Pathogenic variants in GAD1 have also been reported in other neurological disease cohort studies, including a single patient with schizophrenia, a family with a history of an unspecified neurodevelopmental disorder, and two patients with isolated mitochondrial complex I deficiency (Calvo et al. 2010. PubMed ID: 20818383; Carraro et al. 2019. PubMed ID: 31144778; Giacopuzzi et al. 2017. PubMed ID: 28787007; Magri et al. 2018. PubMed ID: 30341396). GAD1 is relatively intolerant to both missense and loss of function variants (gnomAD).
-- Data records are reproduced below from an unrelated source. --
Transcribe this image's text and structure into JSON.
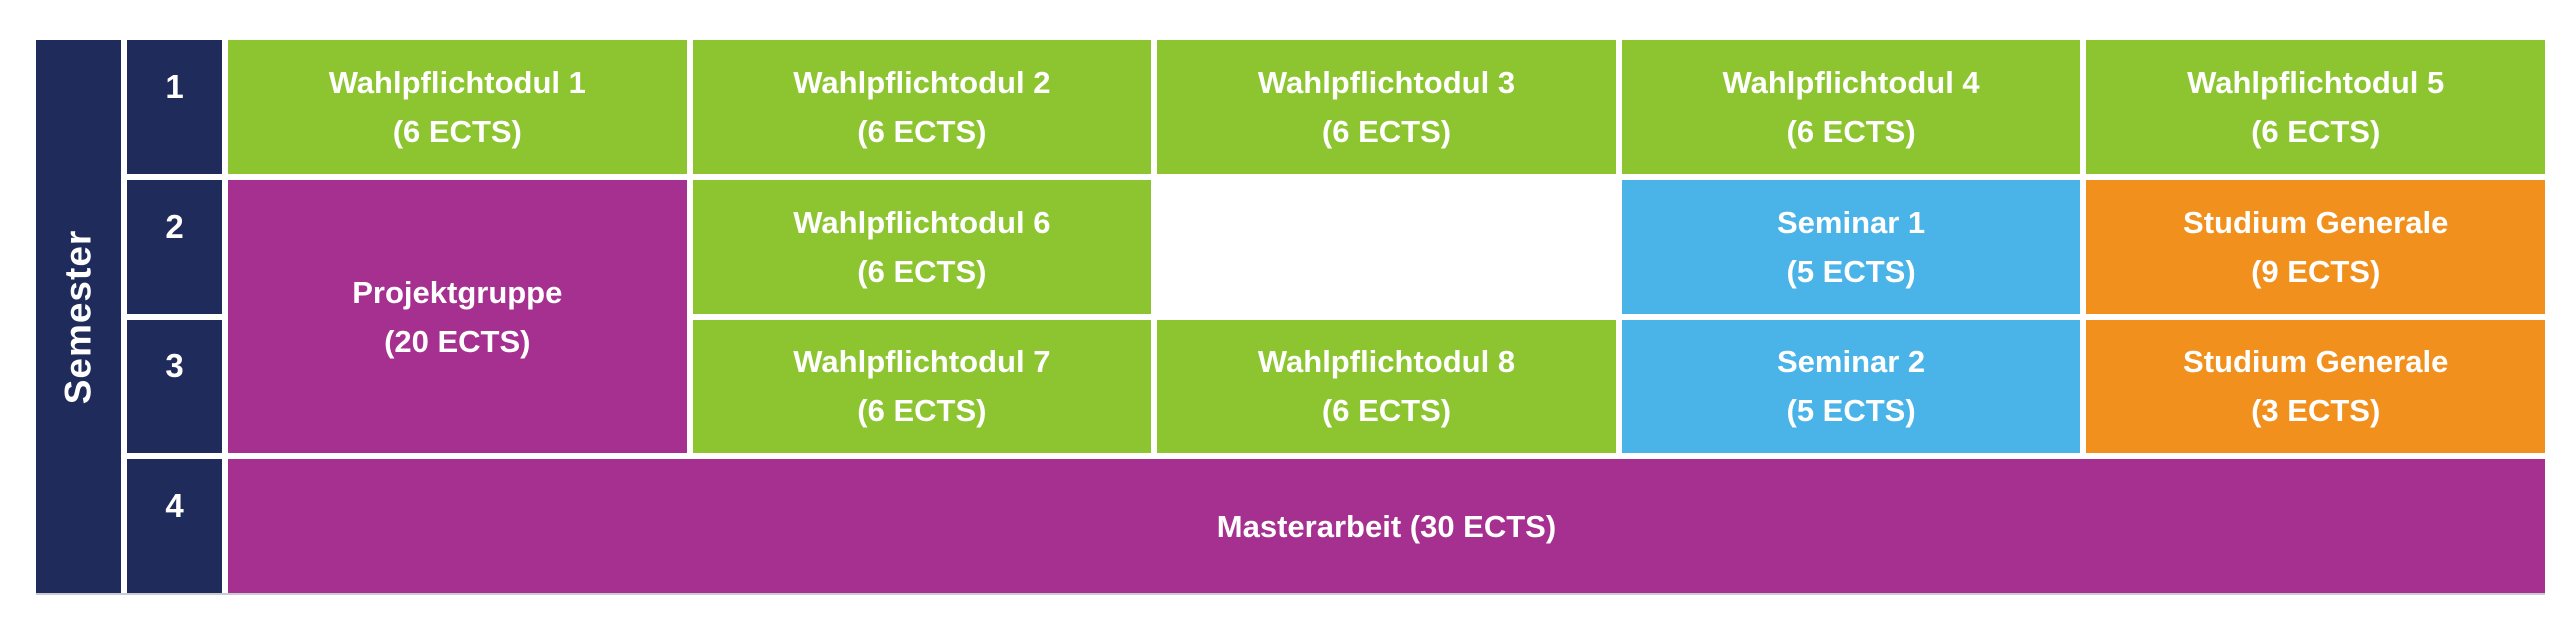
{
  "palette": {
    "navy": "#1F2B5B",
    "green": "#8CC52F",
    "purple": "#A5308F",
    "blue": "#4AB4E8",
    "orange": "#F2901D",
    "white": "#FFFFFF",
    "cell_text": "#FFFFFF"
  },
  "axis": {
    "label": "Semester",
    "semesters": [
      "1",
      "2",
      "3",
      "4"
    ]
  },
  "cells": [
    {
      "line1": "Wahlpflichtodul 1",
      "line2": "(6 ECTS)",
      "color": "green"
    },
    {
      "line1": "Wahlpflichtodul 2",
      "line2": "(6 ECTS)",
      "color": "green"
    },
    {
      "line1": "Wahlpflichtodul 3",
      "line2": "(6 ECTS)",
      "color": "green"
    },
    {
      "line1": "Wahlpflichtodul 4",
      "line2": "(6 ECTS)",
      "color": "green"
    },
    {
      "line1": "Wahlpflichtodul 5",
      "line2": "(6 ECTS)",
      "color": "green"
    },
    {
      "line1": "Projektgruppe",
      "line2": "(20 ECTS)",
      "color": "purple"
    },
    {
      "line1": "Wahlpflichtodul 6",
      "line2": "(6 ECTS)",
      "color": "green"
    },
    {
      "line1": "",
      "line2": "",
      "color": "white"
    },
    {
      "line1": "Seminar 1",
      "line2": "(5 ECTS)",
      "color": "blue"
    },
    {
      "line1": "Studium Generale",
      "line2": "(9 ECTS)",
      "color": "orange"
    },
    {
      "line1": "Wahlpflichtodul 7",
      "line2": "(6 ECTS)",
      "color": "green"
    },
    {
      "line1": "Wahlpflichtodul 8",
      "line2": "(6 ECTS)",
      "color": "green"
    },
    {
      "line1": "Seminar 2",
      "line2": "(5 ECTS)",
      "color": "blue"
    },
    {
      "line1": "Studium Generale",
      "line2": "(3 ECTS)",
      "color": "orange"
    },
    {
      "line1": "Masterarbeit (30 ECTS)",
      "line2": "",
      "color": "purple"
    }
  ]
}
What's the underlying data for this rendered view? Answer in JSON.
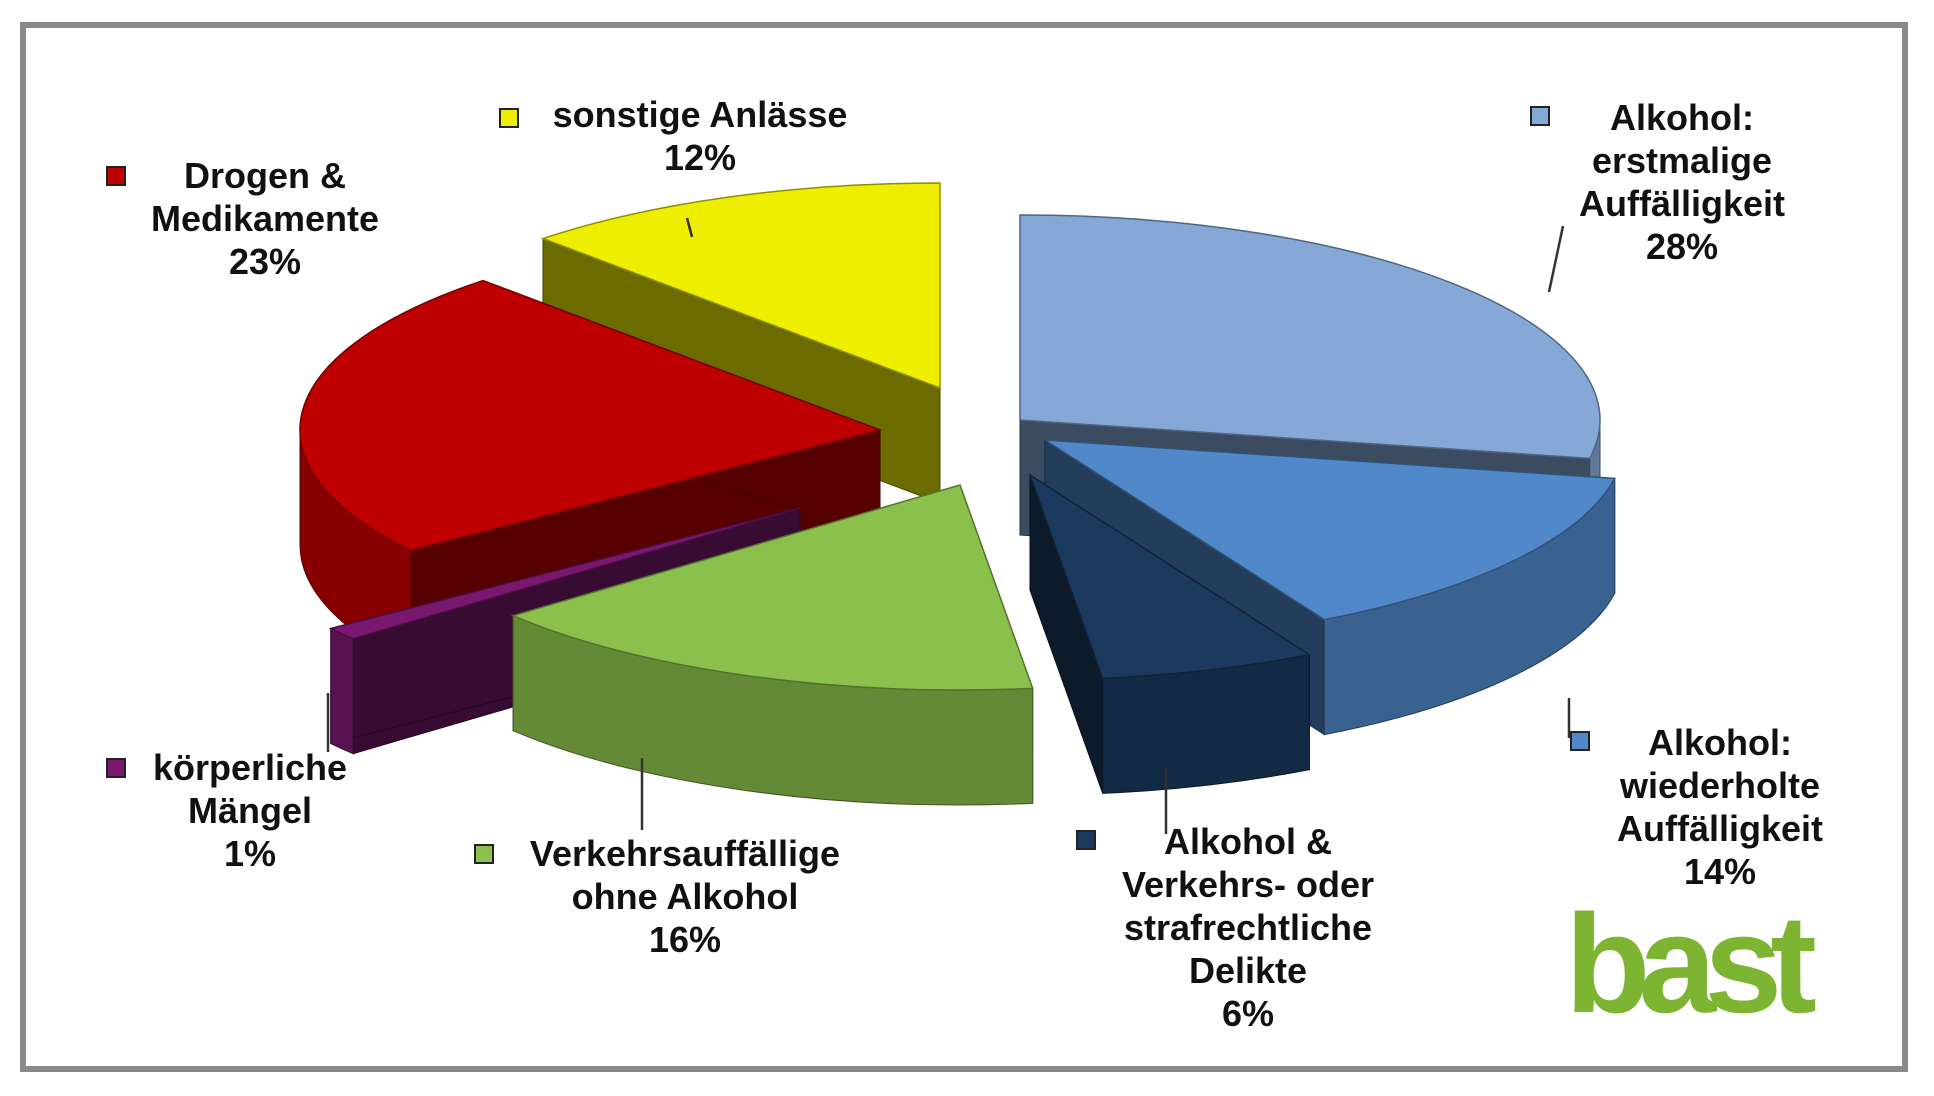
{
  "chart_data": {
    "type": "pie",
    "style": "3d-exploded",
    "slices": [
      {
        "label_lines": [
          "Alkohol:",
          "erstmalige",
          "Auffälligkeit"
        ],
        "value": 28,
        "value_label": "28%",
        "color": "#86A8D6"
      },
      {
        "label_lines": [
          "Alkohol:",
          "wiederholte",
          "Auffälligkeit"
        ],
        "value": 14,
        "value_label": "14%",
        "color": "#5088C9"
      },
      {
        "label_lines": [
          "Alkohol &",
          "Verkehrs- oder",
          "strafrechtliche",
          "Delikte"
        ],
        "value": 6,
        "value_label": "6%",
        "color": "#1B3A5E"
      },
      {
        "label_lines": [
          "Verkehrsauffällige",
          "ohne Alkohol"
        ],
        "value": 16,
        "value_label": "16%",
        "color": "#8CC04C"
      },
      {
        "label_lines": [
          "körperliche",
          "Mängel"
        ],
        "value": 1,
        "value_label": "1%",
        "color": "#7A1870"
      },
      {
        "label_lines": [
          "Drogen &",
          "Medikamente"
        ],
        "value": 23,
        "value_label": "23%",
        "color": "#BE0000"
      },
      {
        "label_lines": [
          "sonstige Anlässe"
        ],
        "value": 12,
        "value_label": "12%",
        "color": "#EEEE00"
      }
    ]
  },
  "logo": {
    "text": "bast",
    "color": "#7DB532"
  }
}
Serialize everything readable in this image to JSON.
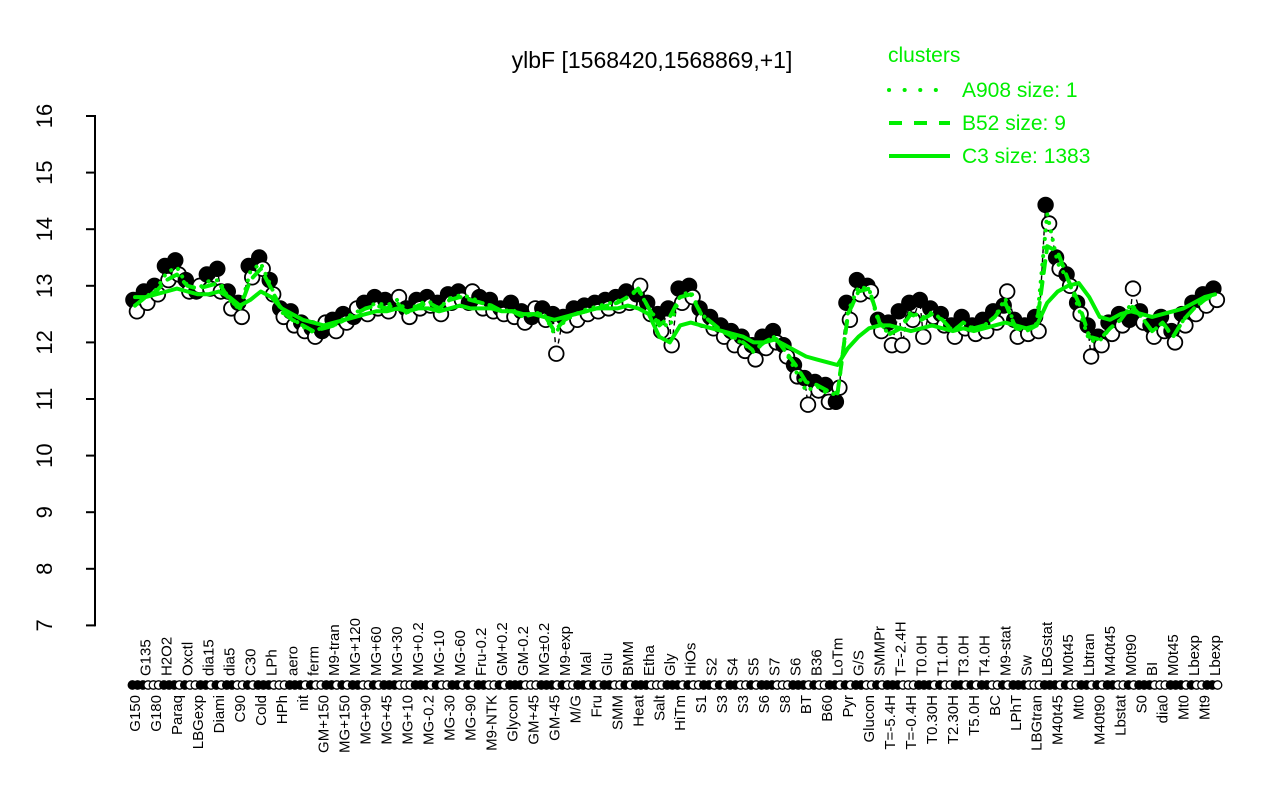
{
  "colors": {
    "cluster_green": "#00ee00",
    "point_fill": "#000000",
    "point_open_fill": "#ffffff",
    "axis": "#000000",
    "background": "#ffffff"
  },
  "legend": {
    "title": "clusters",
    "items": [
      {
        "label": "A908 size: 1",
        "line_style": "dotted"
      },
      {
        "label": "B52 size: 9",
        "line_style": "dashed"
      },
      {
        "label": "C3 size: 1383",
        "line_style": "solid"
      }
    ]
  },
  "chart_data": {
    "type": "line",
    "title": "ylbF [1568420,1568869,+1]",
    "xlabel": "",
    "ylabel": "",
    "ylim": [
      7,
      16
    ],
    "yticks": [
      7,
      8,
      9,
      10,
      11,
      12,
      13,
      14,
      15,
      16
    ],
    "grid": false,
    "legend_position": "top-right",
    "x_label_rows": "alternating-bottom-first",
    "categories": [
      "G150",
      "G135",
      "G180",
      "H2O2",
      "Paraq",
      "Oxctl",
      "LBGexp",
      "dia15",
      "Diami",
      "dia5",
      "C90",
      "C30",
      "Cold",
      "LPh",
      "HPh",
      "aero",
      "nit",
      "ferm",
      "GM+150",
      "M9-tran",
      "MG+150",
      "MG+120",
      "MG+90",
      "MG+60",
      "MG+45",
      "MG+30",
      "MG+10",
      "MG+0.2",
      "MG-0.2",
      "MG-10",
      "MG-30",
      "MG-60",
      "MG-90",
      "Fru-0.2",
      "M9-NTK",
      "GM+0.2",
      "Glycon",
      "GM-0.2",
      "GM+45",
      "MG±0.2",
      "GM-45",
      "M9-exp",
      "M/G",
      "Mal",
      "Fru",
      "Glu",
      "SMM",
      "BMM",
      "Heat",
      "Etha",
      "Salt",
      "Gly",
      "HiTm",
      "HiOs",
      "S1",
      "S2",
      "S3",
      "S4",
      "S3",
      "S5",
      "S6",
      "S7",
      "S8",
      "S6",
      "BT",
      "B36",
      "B60",
      "LoTm",
      "Pyr",
      "G/S",
      "Glucon",
      "SMMPr",
      "T=-5.4H",
      "T=-2.4H",
      "T=-0.4H",
      "T0.0H",
      "T0.30H",
      "T1.0H",
      "T2.30H",
      "T3.0H",
      "T5.0H",
      "T4.0H",
      "BC",
      "M9-stat",
      "LPhT",
      "Sw",
      "LBGtran",
      "LBGstat",
      "M40t45",
      "M0t45",
      "Mt0",
      "Lbtran",
      "M40t90",
      "M40t45",
      "Lbstat",
      "M0t90",
      "S0",
      "BI",
      "dia0",
      "M0t45",
      "Mt0",
      "Lbexp",
      "Mt9",
      "Lbexp"
    ],
    "series": [
      {
        "name": "samples-filled",
        "marker": "filled-circle",
        "values": [
          12.75,
          12.9,
          13.0,
          13.35,
          13.45,
          13.1,
          12.9,
          13.2,
          13.3,
          12.9,
          12.7,
          13.35,
          13.5,
          13.1,
          12.6,
          12.55,
          12.35,
          12.25,
          12.2,
          12.4,
          12.5,
          12.45,
          12.7,
          12.8,
          12.75,
          12.7,
          12.6,
          12.75,
          12.8,
          12.7,
          12.85,
          12.9,
          12.7,
          12.8,
          12.75,
          12.6,
          12.7,
          12.55,
          12.45,
          12.6,
          12.5,
          12.45,
          12.6,
          12.65,
          12.7,
          12.75,
          12.8,
          12.9,
          12.85,
          12.7,
          12.5,
          12.6,
          12.95,
          13.0,
          12.6,
          12.45,
          12.3,
          12.2,
          12.1,
          11.95,
          12.1,
          12.2,
          11.95,
          11.6,
          11.37,
          11.3,
          11.25,
          10.95,
          12.7,
          13.1,
          13.0,
          12.4,
          12.35,
          12.55,
          12.7,
          12.75,
          12.6,
          12.5,
          12.3,
          12.45,
          12.3,
          12.4,
          12.55,
          12.65,
          12.4,
          12.3,
          12.45,
          14.43,
          13.5,
          13.2,
          12.7,
          12.3,
          12.1,
          12.35,
          12.5,
          12.4,
          12.55,
          12.3,
          12.45,
          12.2,
          12.5,
          12.7,
          12.85,
          12.95
        ]
      },
      {
        "name": "samples-open",
        "marker": "open-circle",
        "values": [
          12.55,
          12.7,
          12.85,
          13.1,
          13.2,
          12.9,
          13.0,
          12.95,
          12.9,
          12.6,
          12.45,
          13.15,
          13.3,
          12.85,
          12.45,
          12.3,
          12.2,
          12.1,
          12.35,
          12.2,
          12.35,
          12.6,
          12.5,
          12.6,
          12.55,
          12.8,
          12.45,
          12.6,
          12.65,
          12.5,
          12.7,
          12.75,
          12.9,
          12.6,
          12.55,
          12.5,
          12.45,
          12.35,
          12.6,
          12.4,
          11.8,
          12.3,
          12.4,
          12.5,
          12.55,
          12.6,
          12.65,
          12.7,
          13.0,
          12.5,
          12.2,
          11.95,
          12.7,
          12.8,
          12.4,
          12.25,
          12.1,
          11.95,
          11.85,
          11.7,
          11.9,
          12.0,
          11.75,
          11.4,
          10.9,
          11.15,
          10.95,
          11.2,
          12.4,
          12.85,
          12.9,
          12.2,
          11.95,
          11.95,
          12.4,
          12.1,
          12.45,
          12.3,
          12.1,
          12.25,
          12.15,
          12.2,
          12.35,
          12.9,
          12.1,
          12.15,
          12.2,
          14.1,
          13.3,
          13.0,
          12.5,
          11.75,
          11.95,
          12.15,
          12.3,
          12.95,
          12.35,
          12.1,
          12.2,
          12.0,
          12.3,
          12.5,
          12.65,
          12.75
        ]
      },
      {
        "name": "A908",
        "line": "dotted",
        "values": [
          12.65,
          12.8,
          12.93,
          13.23,
          13.33,
          13.0,
          12.95,
          13.08,
          13.1,
          12.75,
          12.58,
          13.25,
          13.4,
          12.98,
          12.53,
          12.43,
          12.28,
          12.18,
          12.28,
          12.3,
          12.43,
          12.53,
          12.6,
          12.7,
          12.65,
          12.75,
          12.53,
          12.68,
          12.73,
          12.6,
          12.78,
          12.83,
          12.8,
          12.7,
          12.65,
          12.55,
          12.58,
          12.45,
          12.53,
          12.5,
          12.15,
          12.38,
          12.5,
          12.58,
          12.63,
          12.68,
          12.73,
          12.8,
          12.93,
          12.6,
          12.35,
          12.28,
          12.83,
          12.9,
          12.5,
          12.35,
          12.2,
          12.08,
          11.98,
          11.83,
          12.0,
          12.1,
          11.85,
          11.5,
          11.14,
          11.23,
          11.1,
          11.08,
          12.55,
          12.98,
          12.95,
          12.3,
          12.15,
          12.25,
          12.55,
          12.43,
          12.53,
          12.4,
          12.2,
          12.35,
          12.23,
          12.3,
          12.45,
          12.78,
          12.25,
          12.23,
          12.33,
          14.27,
          13.4,
          13.1,
          12.6,
          12.03,
          12.03,
          12.25,
          12.4,
          12.68,
          12.45,
          12.2,
          12.33,
          12.1,
          12.4,
          12.6,
          12.75,
          12.85
        ]
      },
      {
        "name": "B52",
        "line": "dashed",
        "values": [
          12.65,
          12.8,
          12.9,
          13.1,
          13.2,
          13.0,
          12.95,
          13.0,
          13.05,
          12.75,
          12.6,
          13.1,
          13.3,
          12.95,
          12.55,
          12.4,
          12.3,
          12.2,
          12.25,
          12.3,
          12.4,
          12.5,
          12.6,
          12.65,
          12.6,
          12.7,
          12.5,
          12.65,
          12.7,
          12.6,
          12.75,
          12.8,
          12.75,
          12.7,
          12.65,
          12.55,
          12.55,
          12.45,
          12.5,
          12.5,
          12.2,
          12.4,
          12.5,
          12.55,
          12.6,
          12.65,
          12.7,
          12.8,
          12.95,
          12.6,
          12.3,
          12.45,
          12.8,
          12.85,
          12.5,
          12.35,
          12.2,
          12.1,
          12.0,
          11.85,
          12.0,
          12.1,
          11.85,
          11.6,
          11.3,
          11.25,
          11.15,
          11.1,
          12.5,
          12.9,
          12.95,
          12.35,
          12.15,
          12.25,
          12.5,
          12.4,
          12.5,
          12.4,
          12.2,
          12.35,
          12.25,
          12.3,
          12.45,
          12.7,
          12.25,
          12.2,
          12.3,
          13.7,
          13.6,
          13.1,
          12.7,
          12.1,
          12.05,
          12.25,
          12.4,
          12.65,
          12.45,
          12.2,
          12.35,
          12.1,
          12.4,
          12.6,
          12.75,
          12.85
        ]
      },
      {
        "name": "C3",
        "line": "solid",
        "values": [
          12.8,
          12.8,
          12.85,
          12.9,
          12.95,
          12.9,
          12.85,
          12.85,
          12.9,
          12.8,
          12.65,
          12.75,
          12.9,
          12.8,
          12.6,
          12.5,
          12.4,
          12.35,
          12.3,
          12.35,
          12.4,
          12.45,
          12.5,
          12.55,
          12.55,
          12.6,
          12.55,
          12.6,
          12.6,
          12.55,
          12.6,
          12.65,
          12.6,
          12.6,
          12.6,
          12.55,
          12.55,
          12.5,
          12.5,
          12.45,
          12.4,
          12.45,
          12.5,
          12.55,
          12.6,
          12.6,
          12.6,
          12.65,
          12.6,
          12.5,
          12.1,
          12.0,
          12.3,
          12.35,
          12.3,
          12.25,
          12.2,
          12.15,
          12.1,
          12.0,
          12.0,
          12.05,
          11.95,
          11.85,
          11.75,
          11.7,
          11.65,
          11.6,
          11.9,
          12.1,
          12.25,
          12.3,
          12.3,
          12.25,
          12.2,
          12.25,
          12.3,
          12.25,
          12.2,
          12.25,
          12.2,
          12.25,
          12.3,
          12.35,
          12.3,
          12.25,
          12.3,
          12.7,
          12.9,
          13.0,
          13.05,
          12.8,
          12.45,
          12.4,
          12.5,
          12.55,
          12.5,
          12.45,
          12.5,
          12.55,
          12.6,
          12.7,
          12.8,
          12.85
        ]
      }
    ]
  }
}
In a Gad1 conditional knockout mouse model, GABA synthesis selectively reduced in the direct output pathway from the basal ganglia striatum, due to the partial loss of Gad1. The mice demonstrated some behavioral phenotypes, including clasping behavior and decreased motor coordination (Heusner et al. 2008. PubMed ID: 18615733). GAD1 has been cited as a nonessential gene for growth of human tissue culture cells (Online Gene Essentiality, ogee.medgenius.info).

To date, pathogenic variants in GAD1 have been reported in just a few patients diagnosed with CP. Therefore, although the clinical sensitivity of this test is unknown, it is expected to be low given the clinical and genetic heterogeneity of CP.

This test is performed using Next-Gen sequencing with additional Sanger sequencing as necessary.

This test provides full coverage of all coding exons of the GAD1 gene plus 10 bases flanking noncoding DNA in all available transcripts in addition to non-coding regions in which pathogenic variants have been identified at PreventionGenetics or reported elsewhere. We define full coverage as ≥20X NGS reads or Sanger sequencing. PGnome panels typically provide slightly increased coverage over the PGxome equivalent. PGnome sequencing panels have the added benefit of additional analysis and reporting of deep intronic regions (where applicable).

Dependent on the sequencing backbone selected for this testing, discounted reflex testing to any other similar backbone-based test is available (i.e., PGxome panel to whole PGxome; PGnome panel to whole PGnome).